Unterdessen boomt die Touristikbranche an der Atlantikküste, Nordsee und Ostsee. Auf Anfrage teilen verschiedene Dienstleister mit, dass Urlauber zwar lieber im Süden am Strand liegen würden, aber man wisse ja nicht, ob da Flüchtlinge angespült würden. Im Norden sei dies bislang noch nie der Fall gewesen.
Die Arbeitsagentur wollte nach Darstellung der Nachrichtenagentur Postillon keine Stellung nehmen, ob man auf die zusätzliche Bearbeitung der Arbeitslosenanträge vorbereitet sei. “Und wenn nicht, gibts ja genug günstigen Wohnraum, der aktuell leer steht”, meint ein Mitarbeiter gehässig. Er wollte nicht genannt werden.
Und auch rein menschlich wird der Asyl-Pakt als “bedenklich” gewertet. Gert Quellwasser, Sprecher der nordbadischen Flüchtlingsinitiativen sagte auf Anfrage: “Das ist eine Katastrophe. Unsere Mitglieder waren so glücklich, willkommen heißen zu können. Endlich wieder Sinn zu spüren – das wird uns jetzt genommen. Einfach so. Und außerdem hatten wir gerade ein Vereinsheim “Schön, Dich zu treffen” geplant – die Pläne können wir jetzt in die Tonne werfen.”

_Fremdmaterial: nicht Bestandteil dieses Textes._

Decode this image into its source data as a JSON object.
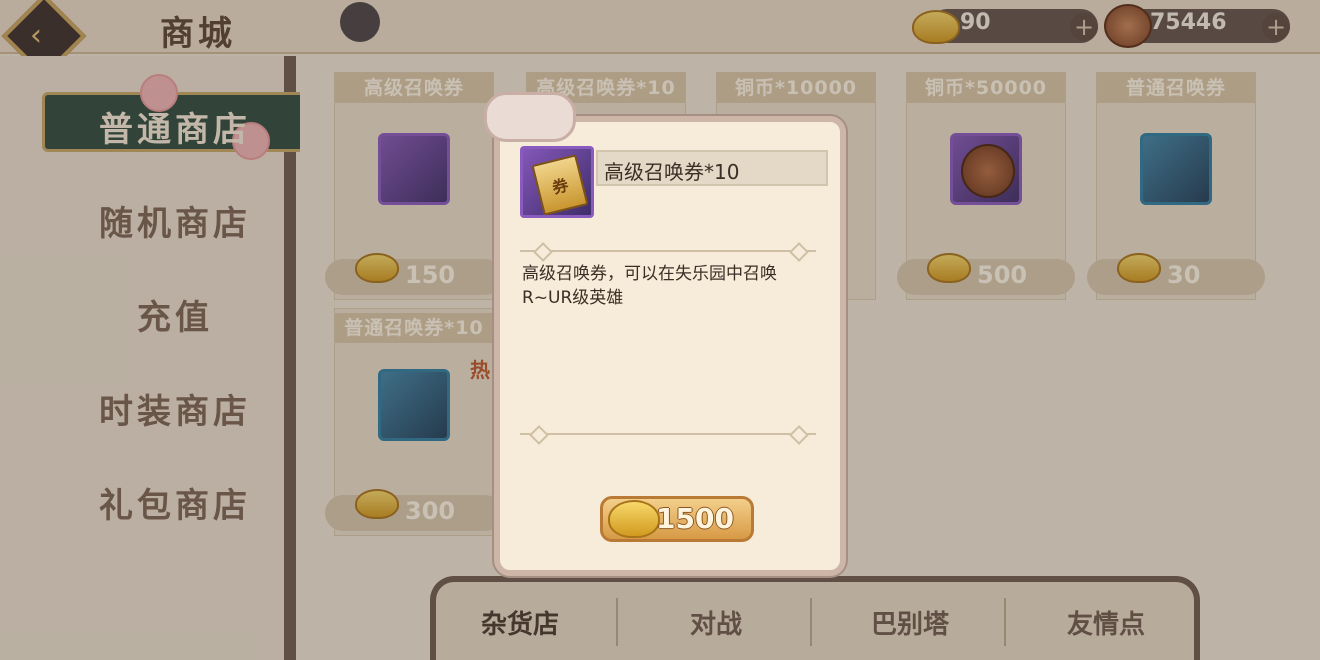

Anm. d. Red.: Unser Mitarbeiter Helle Sema ist mit Spezial-Aufgaben betreut. Er bearbeitet ganz überwiegend investierte Recherchen und Over-Cover-Aufträge – seine Stories sind so abenteuerlich, dass viele sie für Satire halten, weil sie so unglaublich klingen.